Ukrainian poet and writer (born 1974)

Oksana Petrivna Lutsyshyna (Note: Окса́на Петрі́вна Луци́шина) (née Kishko; born 10 October 1974) is a Ukrainian poet and writer who is a recipient of the Shevchenko National Prize, and member of PEN Ukraine. She primarily writes poetry and fiction in Ukrainian.

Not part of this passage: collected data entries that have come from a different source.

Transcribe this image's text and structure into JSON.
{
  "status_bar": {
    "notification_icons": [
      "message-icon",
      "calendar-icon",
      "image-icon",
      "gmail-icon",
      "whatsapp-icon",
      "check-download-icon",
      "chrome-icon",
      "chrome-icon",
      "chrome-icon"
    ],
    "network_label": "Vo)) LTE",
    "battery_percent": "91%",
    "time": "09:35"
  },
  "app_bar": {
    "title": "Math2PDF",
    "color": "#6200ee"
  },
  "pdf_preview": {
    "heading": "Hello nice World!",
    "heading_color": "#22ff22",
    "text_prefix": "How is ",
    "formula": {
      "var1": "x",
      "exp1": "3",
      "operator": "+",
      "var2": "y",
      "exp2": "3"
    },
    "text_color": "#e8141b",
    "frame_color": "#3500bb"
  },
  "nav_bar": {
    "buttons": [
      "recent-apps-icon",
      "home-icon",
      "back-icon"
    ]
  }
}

==Early life and education ==
Born on 10 October 1974, in the Ukrainian city of Uzhhorod. Lutsyshyna received her degree in 1995 from Uzhhorod National University's Faculty of Romano-Germanic Philology. Lutsyshyna received training at Kansas University in the United States from 1993 to 1994. Following her graduation, she worked as a teaching assistant in the Department of Foreign Languages at the Uzhhorod State Institute of Economics, Informatics and Law (1998–2001) and as an assistant in the Department of English at Uzhhorod National University (1995–1998).
== Career ==
The most prominent literary honors in Ukraine were given to Lutsyshyna's most recent book, Ivan and Phoebe (2019), in 2020 and 2021, respectively: the Taras Shevchenko National Prize in Fiction and the Lviv UNESCO City of Literature Prize. Deep Vellum Publishing published Nina Murray's English translation of the book in 2023. The English translation of her poetry book Persephone Blues was published by Arrowsmith in 2019. HURI Books will soon release the English translation of the author's second book, Love Life (novel). Along with Olena Jennings, she also does English translations of Ukrainian writers. Her original poems and translations are included inside the Words for War collection, an anthology of English-language Ukrainian poetry that responds to the continuing conflict in the Donbas region of eastern Ukraine.

== Works ==
Lutsyshyna's original writing has been published in Ukraine and consists of two novels, a collection of short tales, and three poetry collections. One of her books has been nominated for a Ukrainian BBC prize on the long list. She has written and published the following poetry and novels:
- Without Blushing (2007)
- The Sun Seldom Sets (2007)
- I Am Listening to the Song of America (2010)
- Love Life (2015)
- Felicity's Poems (2018)
- Ivan and Phoebe (2019)
- Persephone Blues (2019)
== Awards and recognitions ==
Lutsyshyna has received awards and recognitions such as:
- Shevchenko National Prize (2021)
- The Lviv – UNESCO City of Literature Award (2020)
- Fulbright Award (2012)
- Kovalevy Fund Award (2011)
- Blahovist Poetry Award (1998)
- Hranoslov Poetry Award (1996)

=== English editions and translations ===
- Persephone Blues, poetry (Arrowsmith, 2019), translated selections.
- Ivan and Phoebe (Deep Vellum, 2023), trans. Nina Murray, ISBN 978-1646052622.
- Love Life (HURI Books/Harvard Library of Ukrainian Literature, 2024), trans. Nina Murray, ISBN 978-0674297159 (pbk); 978-0674297166 (hc).